Remember when the TSA rolled out its "behavior detection" system whereby slack-jawed, water-confiscating security officers would be trained to recognize your "micro expressions" and single you out on the basis of a twitchy eyelid or a sweaty upper lip? Turns out that over 99 percent of the IDs generated by the system are false positives — less than one percent lead to arrests (and the article doesn't say how many convictions come out of those).
"That's an awful lot of people being pulled aside and inconvenienced," said Carnegie Mellon scientist Stephen Fienberg, who studied the TSA program and other counterterrorism efforts. "I think it's a sham. We have no evidence it works."…
The TSA has not publicly said if it has caught a terrorist through the program. The agency says that some who are arrested, particularly on fake ID charges, may be scouting an airport for a possible attack.
Some scientists say the TSA effort is just as likely to flag a nervous traveler as a terrorist.

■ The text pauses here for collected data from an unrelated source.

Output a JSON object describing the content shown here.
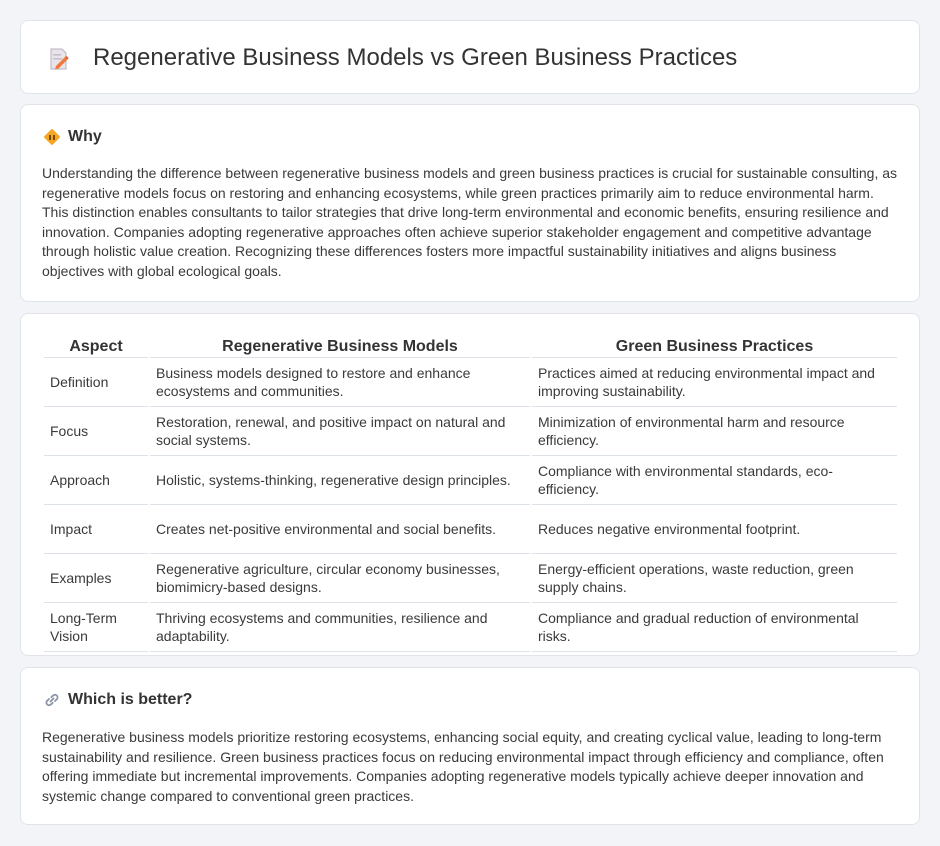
{
  "header": {
    "title": "Regenerative Business Models vs Green Business Practices",
    "icon": "document-pencil-icon"
  },
  "why": {
    "heading": "Why",
    "icon": "diamond-sign-icon",
    "body": "Understanding the difference between regenerative business models and green business practices is crucial for sustainable consulting, as regenerative models focus on restoring and enhancing ecosystems, while green practices primarily aim to reduce environmental harm. This distinction enables consultants to tailor strategies that drive long-term environmental and economic benefits, ensuring resilience and innovation. Companies adopting regenerative approaches often achieve superior stakeholder engagement and competitive advantage through holistic value creation. Recognizing these differences fosters more impactful sustainability initiatives and aligns business objectives with global ecological goals."
  },
  "table": {
    "headers": [
      "Aspect",
      "Regenerative Business Models",
      "Green Business Practices"
    ],
    "rows": [
      [
        "Definition",
        "Business models designed to restore and enhance ecosystems and communities.",
        "Practices aimed at reducing environmental impact and improving sustainability."
      ],
      [
        "Focus",
        "Restoration, renewal, and positive impact on natural and social systems.",
        "Minimization of environmental harm and resource efficiency."
      ],
      [
        "Approach",
        "Holistic, systems-thinking, regenerative design principles.",
        "Compliance with environmental standards, eco-efficiency."
      ],
      [
        "Impact",
        "Creates net-positive environmental and social benefits.",
        "Reduces negative environmental footprint."
      ],
      [
        "Examples",
        "Regenerative agriculture, circular economy businesses, biomimicry-based designs.",
        "Energy-efficient operations, waste reduction, green supply chains."
      ],
      [
        "Long-Term Vision",
        "Thriving ecosystems and communities, resilience and adaptability.",
        "Compliance and gradual reduction of environmental risks."
      ]
    ]
  },
  "better": {
    "heading": "Which is better?",
    "icon": "link-icon",
    "body": "Regenerative business models prioritize restoring ecosystems, enhancing social equity, and creating cyclical value, leading to long-term sustainability and resilience. Green business practices focus on reducing environmental impact through efficiency and compliance, often offering immediate but incremental improvements. Companies adopting regenerative models typically achieve deeper innovation and systemic change compared to conventional green practices."
  }
}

"The use of these technologies for the purpose that the TSA is interested in moves into an area where we don't have proven science," said Robert Levenson, a psychologist at the University of California-Berkeley.
Although observers can perceive whether someone appears anxious or is acting deceptively, they can't tell whether that person is planning an attack or something such as an extramarital affair, Levenson said.
Levenson and Fienberg were part of a National Academy of Sciences team whose report last month said "behavioral surveillance" has "enormous potential for violating" privacy.